Microsoft grants Mac Office 2004 11th-hour reprieve

Just a day before Microsoft was to have retired Office 2004 for Mac by ending updates and fixes, including security patches, the company said on Monday that it would instead extend the five-year-old suite's support until Jan. 10, 2012.

Microsoft announced the 27-month reprieve on its Mac Business Unit's (MacBU) blog , saying that the extension was meant to give Office 2004 users, who can utilize Visual Basic-based macros, enough time to migrate to the next edition of the application suite, which isn't scheduled for release until late 2010.


Microsoft grants Mac Office 2004 11th-hour reprieve

"The date has been extended to 2012 specifically to ensure continuous cross-platform compatibility for Office 2004 customers reliant on [Visual Basic for Applications] until support for VBA is released in the next version of Office for Mac," said Mike Tedesco, a senior product manager for MacBU, in the blog post.

Microsoft scrubbed Visual Basic from Office 2008 for Mac, a move it tacitly admitted was a mistake when it said in March 2008 that the next upgrade would again support the scripting language.

The still-unnamed Office, which Microsoft has only promised by the holiday selling season next year, will also include a Mac-specific version of Outlook as a substitute for the little-loved Entourage email application.

Today, Tedesco stressed that the stay of execution would not change Microsoft's policy of supporting Mac versions of Office for only five years.

Because Microsoft labels Mac Office as a "consumer" product, it supports the suite only five years, half as long as the Windows versions.
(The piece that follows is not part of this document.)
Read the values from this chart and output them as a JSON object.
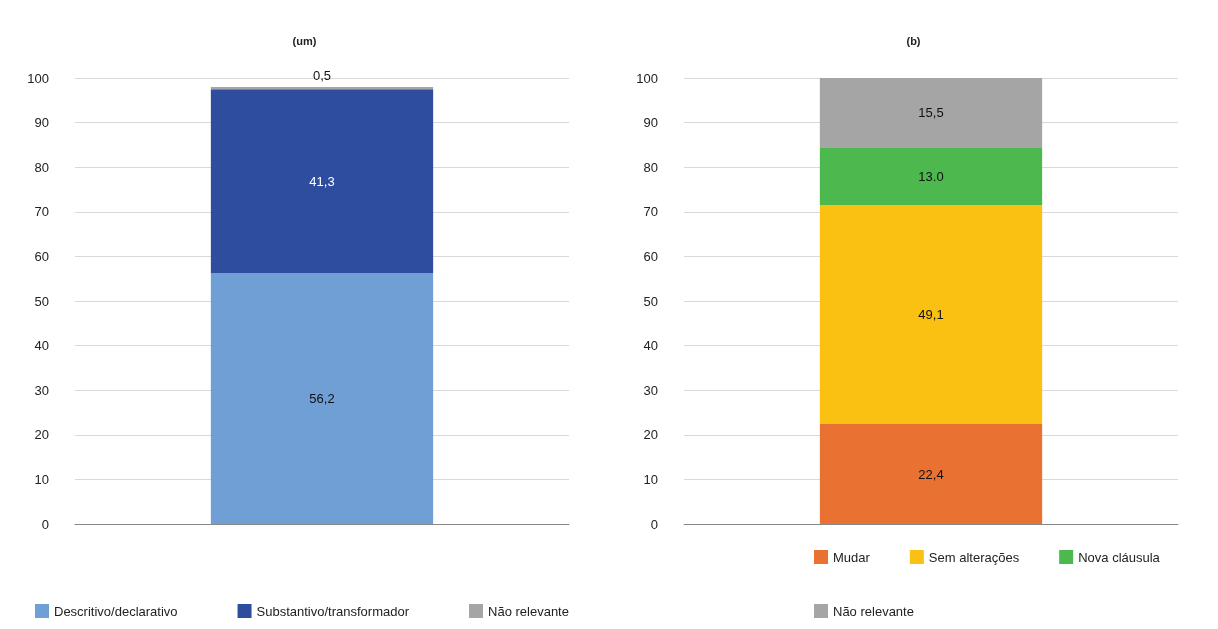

Office for Mac receives what Microsoft calls "mainstream support," which generally runs five years, but it is ineligible for the additional five years of "extended support," a phase that includes security updates but provides other fixes only to companies that have purchased support plans.

"This extension does not change the five-year support policy for other Office for Mac products, including future versions," Tedesco said. "Nor does it affect any other Microsoft products, including Office on the Windows platform. With the additional support [for Office 2004], we will continue delivering all the types of support associated with mainstream support, including security updates and non-security bug fixes."